O homem que possui 49 scooters britânicas clássicas

| 4 Mar 2026

Geoff Burton tem 49 scooters guardadas em dois andares da sua garagem, e todas elas foram fabricadas na Grã-Bretanha. Não há nenhuma Vespa ou Lambretta nesta coleção de máquinas muito raras, algumas estranhas e outras maravilhosas.

Ao todo, existem scooters fabricadas por 14 marcas diferentes e, se não sabia que muitas delas existiam, não está sozinho. Foi por isso que Geoff se apaixonou por elas, depois de ver uma Triumph Tigress no eBay quando trabalhava no estrangeiro como engenheiro. «Quando vi o anúncio da Tigress, pensei: "Que interessante, não sabia que a Triumph fabricava scooters"», recorda o senhor de 71 anos.

Nos cerca de 20 anos que se seguiram, ele acumulou uma variedade verdadeiramente extraordinária de máquinas. «Recebi um livro sobre scooters britânicas, e isso foi um grande erro», acrescenta. «Quando percebi quantas existiam, tive de ir em frente e ver o que conseguia arranjar. Fico obcecado e há algo que me leva a fazer coisas tolas. Se as fabricavam, eu queria uma.»

Por exemplo, existem seis versões diferentes da Tigress: há a 250 com arranque a pedal, a 250 com arranque elétrico, bem como a 175, além dos mesmos três modelos que ostentam o emblema BSA Sunbeam. Geoff tem cinco das seis. A Dayton Albatross vinha com motores de um e dois cilindros – então, é claro, Geoff tinha que ter os dois, não é mesmo?

Quando ficou sem espaço, o que talvez fosse inevitável, ele comprou uma oficina há cinco anos para abrigar a coleção. «Estava em mau estado», diz ele, «por isso, passei muito tempo a reformá-la, criando um mezanino e um elevador manual para veículos».

Entre as motos mais intrigantes estão uma Bond P1 com a sua traseira característica da «era dos jatos», uma DKR Defiant com a sua carenagem dianteira protuberante e a scooter DMW Deemster, antiga moto da polícia, completa com o seu rádio (possivelmente) original. As curiosidades reunidas nesta incrível coleção incluem uma Ariel 3, uma mota triciclo com um enorme custo de desenvolvimento que, segundo se diz, levou à falência a sua fabricante, a BSA; uma Brockhouse Corgi, uma versão civil da Welbike lançada de pára-quedas para apoiar as tropas na Segunda Guerra Mundial; uma Swallow Gadabout; e uma BSA Dandy.

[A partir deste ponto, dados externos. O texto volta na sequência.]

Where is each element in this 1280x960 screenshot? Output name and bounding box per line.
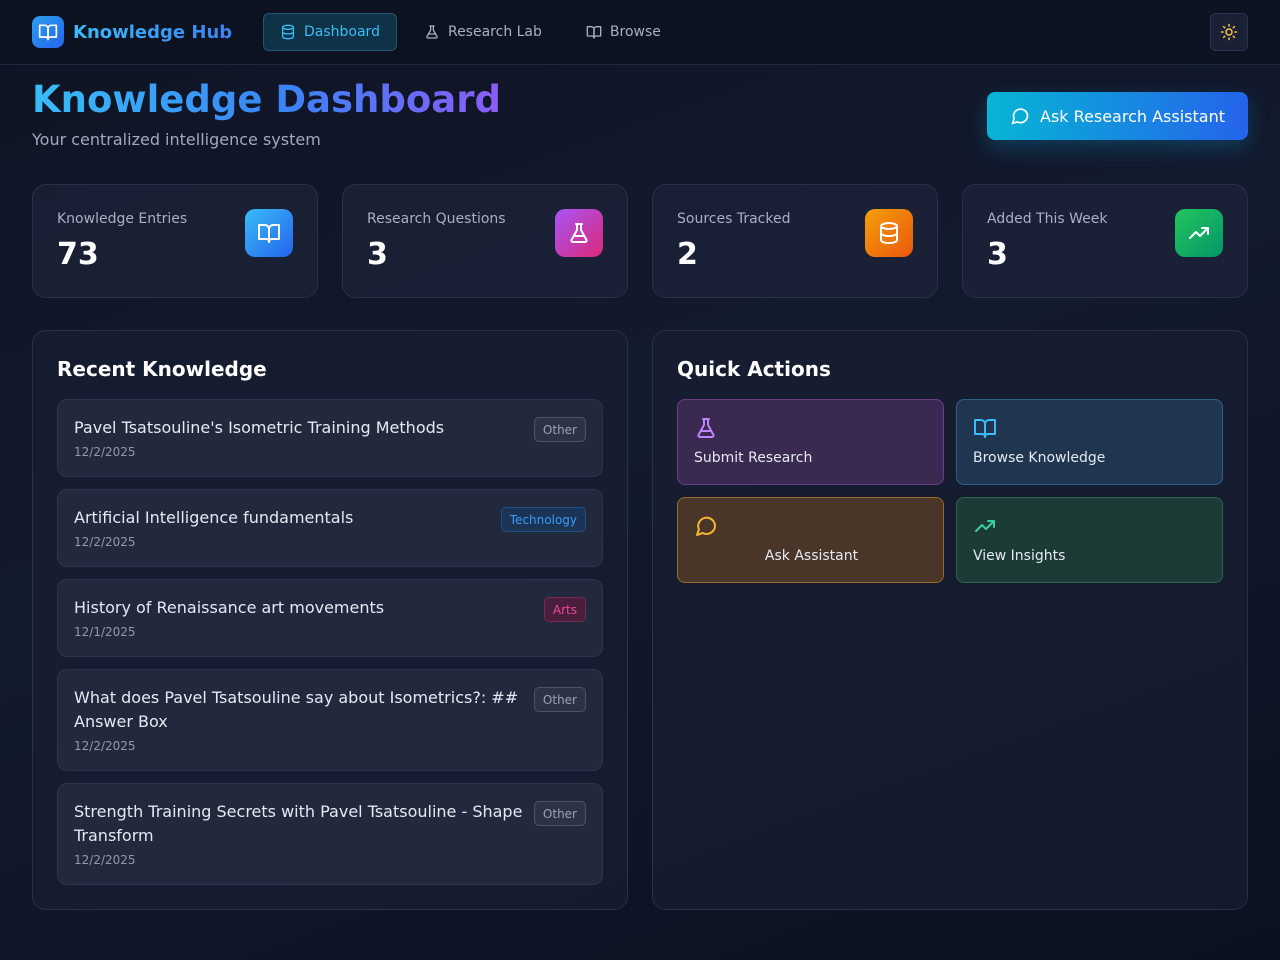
theme-toggle-button[interactable]	[1210, 13, 1248, 51]
message-circle-icon	[696, 516, 717, 536]
stat-label: Knowledge Entries	[57, 211, 188, 227]
flask-icon	[426, 25, 438, 39]
message-circle-icon	[1011, 108, 1029, 125]
nav-tabs: Dashboard Research Lab Browse	[263, 13, 678, 51]
stat-card-sources-tracked: Sources Tracked 2	[652, 184, 938, 298]
stat-value: 2	[677, 237, 698, 272]
knowledge-item-date: 12/2/2025	[74, 739, 136, 753]
stat-label: Sources Tracked	[677, 211, 791, 227]
quick-actions-panel: Quick Actions Submit Research Browse Kno…	[652, 330, 1248, 910]
stat-label: Research Questions	[367, 211, 506, 227]
browse-knowledge-button[interactable]: Browse Knowledge	[956, 399, 1223, 485]
tab-label: Research Lab	[447, 24, 542, 40]
recent-knowledge-panel: Recent Knowledge Pavel Tsatsouline's Iso…	[32, 330, 628, 910]
ask-research-assistant-button[interactable]: Ask Research Assistant	[987, 92, 1248, 140]
knowledge-item[interactable]: History of Renaissance art movements 12/…	[57, 579, 603, 657]
flask-icon	[697, 418, 715, 438]
submit-research-button[interactable]: Submit Research	[677, 399, 944, 485]
tab-browse[interactable]: Browse	[569, 13, 678, 51]
category-badge: Other	[533, 801, 586, 826]
knowledge-item[interactable]: Strength Training Secrets with Pavel Tsa…	[57, 783, 603, 885]
quick-action-label: Submit Research	[694, 450, 813, 466]
stat-card-added-this-week: Added This Week 3	[962, 184, 1248, 298]
ask-button-label: Ask Research Assistant	[1040, 106, 1225, 126]
tab-label: Dashboard	[304, 24, 380, 40]
panel-title: Recent Knowledge	[57, 357, 267, 381]
knowledge-item-title: History of Renaissance art movements	[74, 598, 385, 617]
page-title: Knowledge Dashboard	[32, 76, 501, 124]
book-open-icon	[586, 26, 602, 39]
knowledge-item[interactable]: What does Pavel Tsatsouline say about Is…	[57, 669, 603, 771]
brand[interactable]: Knowledge Hub	[32, 16, 232, 48]
stat-value: 3	[987, 237, 1008, 272]
stat-value: 73	[57, 237, 99, 272]
flask-icon	[555, 209, 603, 257]
brand-name: Knowledge Hub	[73, 21, 233, 43]
trending-up-icon	[975, 520, 995, 532]
quick-action-label: Browse Knowledge	[973, 450, 1106, 466]
sun-icon	[1220, 23, 1238, 41]
top-nav: Knowledge Hub Dashboard Research Lab Bro…	[0, 0, 1280, 65]
tab-label: Browse	[609, 24, 661, 40]
tab-dashboard[interactable]: Dashboard	[263, 13, 397, 51]
category-badge: Other	[533, 687, 586, 712]
database-icon	[865, 209, 913, 257]
book-open-icon	[245, 209, 293, 257]
knowledge-item[interactable]: Artificial Intelligence fundamentals 12/…	[57, 489, 603, 567]
category-badge: Technology	[500, 507, 586, 532]
quick-action-label: Ask Assistant	[764, 548, 859, 564]
knowledge-item-title: What does Pavel Tsatsouline say about Is…	[74, 688, 519, 731]
knowledge-item-date: 12/2/2025	[74, 853, 136, 867]
knowledge-item-date: 12/1/2025	[74, 625, 136, 639]
stat-card-research-questions: Research Questions 3	[342, 184, 628, 298]
trending-up-icon	[1175, 209, 1223, 257]
category-badge: Other	[533, 417, 586, 442]
knowledge-item[interactable]: Pavel Tsatsouline's Isometric Training M…	[57, 399, 603, 477]
stat-card-knowledge-entries: Knowledge Entries 73	[32, 184, 318, 298]
knowledge-item-date: 12/2/2025	[74, 445, 136, 459]
knowledge-item-date: 12/2/2025	[74, 535, 136, 549]
tab-research-lab[interactable]: Research Lab	[407, 13, 559, 51]
knowledge-item-title: Pavel Tsatsouline's Isometric Training M…	[74, 418, 445, 437]
stat-value: 3	[367, 237, 388, 272]
database-icon	[282, 24, 294, 40]
stat-label: Added This Week	[987, 211, 1108, 227]
ask-assistant-button[interactable]: Ask Assistant	[677, 497, 944, 583]
category-badge: Arts	[543, 597, 586, 622]
book-open-icon	[32, 16, 64, 48]
view-insights-button[interactable]: View Insights	[956, 497, 1223, 583]
book-open-icon	[974, 419, 996, 438]
panel-title: Quick Actions	[677, 357, 831, 381]
quick-action-label: View Insights	[973, 548, 1066, 564]
page-subtitle: Your centralized intelligence system	[32, 130, 321, 149]
knowledge-item-title: Strength Training Secrets with Pavel Tsa…	[74, 802, 523, 845]
knowledge-item-title: Artificial Intelligence fundamentals	[74, 508, 354, 527]
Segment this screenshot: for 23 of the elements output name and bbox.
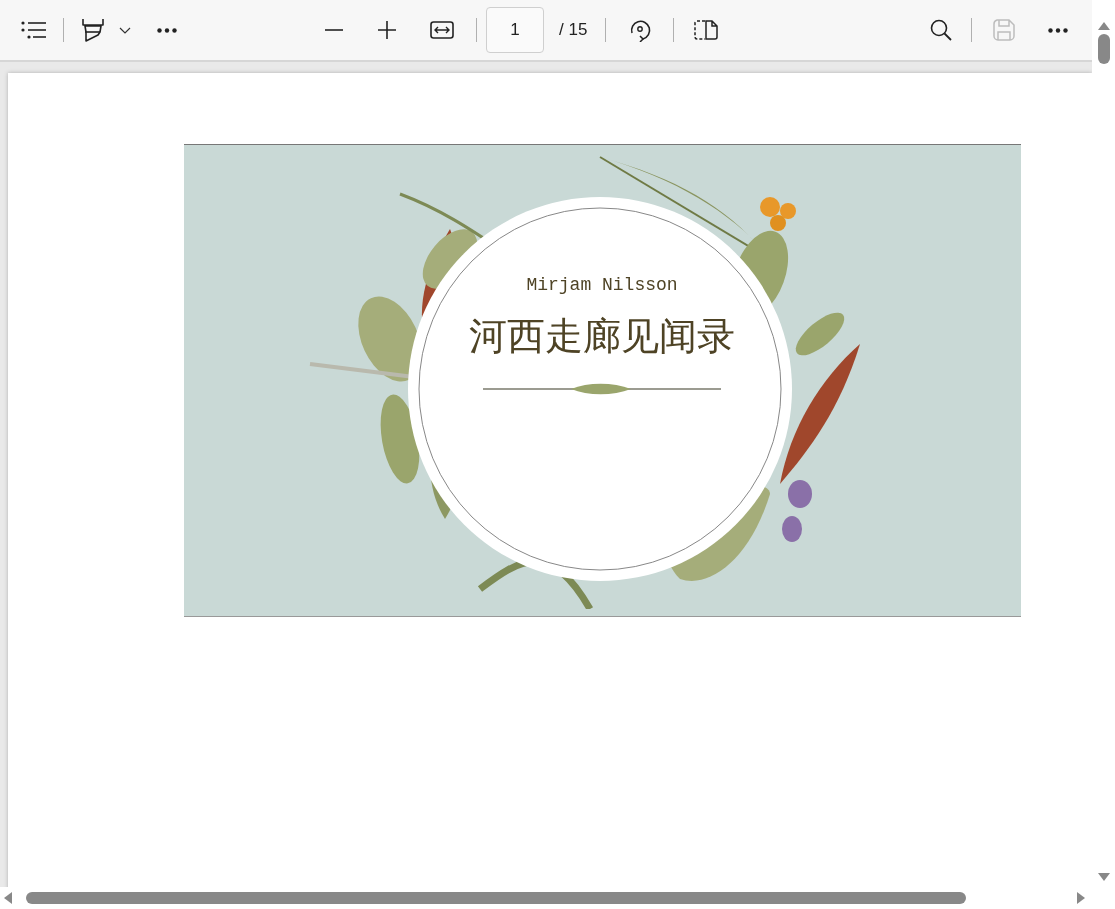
scrollbar-thumb[interactable] [1097, 34, 1110, 64]
chevron-down-icon [119, 26, 131, 34]
more-icon [1048, 27, 1068, 33]
save-icon [993, 19, 1015, 41]
more-icon [157, 27, 177, 33]
page-count: / 15 [559, 20, 588, 40]
scroll-down-arrow-icon[interactable] [1097, 873, 1110, 881]
page-number-input[interactable]: 1 [486, 7, 544, 53]
horizontal-scrollbar[interactable] [0, 887, 1115, 909]
list-icon [21, 21, 47, 39]
two-page-icon [694, 20, 719, 40]
author-name: Mirjam Nilsson [526, 275, 678, 295]
scroll-left-arrow-icon[interactable] [4, 892, 12, 904]
scroll-up-arrow-icon[interactable] [1097, 22, 1110, 30]
scrollbar-thumb[interactable] [26, 892, 966, 904]
rotate-icon [628, 18, 653, 42]
search-icon [930, 19, 952, 41]
highlighter-icon [82, 18, 104, 42]
slide-title: 河西走廊见闻录 [469, 313, 735, 360]
fit-width-icon [430, 21, 454, 39]
scroll-right-arrow-icon[interactable] [1077, 892, 1085, 904]
minus-icon [325, 29, 343, 31]
plus-icon [378, 21, 396, 39]
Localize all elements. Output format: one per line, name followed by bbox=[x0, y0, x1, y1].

A única referência às scooters italianas é a Raleigh Roma, uma Bianchi produzida no Reino Unido sob licença.

Por outro lado, uma Velocette Viceroy muito elegante é uma fonte de fascínio particular para o colecionador Geoff. «Sempre achei estranho que o peso de uma scooter ficasse sobre a parte traseira», diz ele, «sem nada sobre a parte dianteira. A Velocette achou que isso não estava certo, então colocou o motor boxer na frente.

«É a maquinaria que me fascina. Se vejo uma scooter lindamente restaurada, pintada e cromada, penso "que bonita" e sigo em frente. Mas se vejo uma que precisa de muito carinho, apaixono-me.» «O objetivo é reunir o maior número possível de scooters britânicas», continua Geoff. «Estou a ir bem e, embora ainda não esteja totalmente concluído, acho que está quase a atingir um patamar.»

BSA Ariel 3

Quando começou a colecionar, Geoff tinha um «plano mestre» para se reformar aos 60 anos. «Então, passaria um ano a restaurar cada uma das 20 scooters», explica, «e quando chegasse aos 80, apenas as abraçaria e poliria». «Bem, não me reformei aos 60 anos e, provavelmente por causa disso, fui muito além dos meus 20», admite. «O meu novo plano é simplesmente divertir-me e, quando venho aqui, divirto-me, não importa o que esteja a fazer.»

As scooters partilham a garagem com um Lotus Elan S4 de 1969, comprado em 1978, mas que ficou fora de circulação por mais de 20 anos. «Em termos de manobrabilidade, não há nada igual», diz Geoff. «O único fator limitante nas curvas é a rapidez com que se consegue virar o volante. É fenomenal.»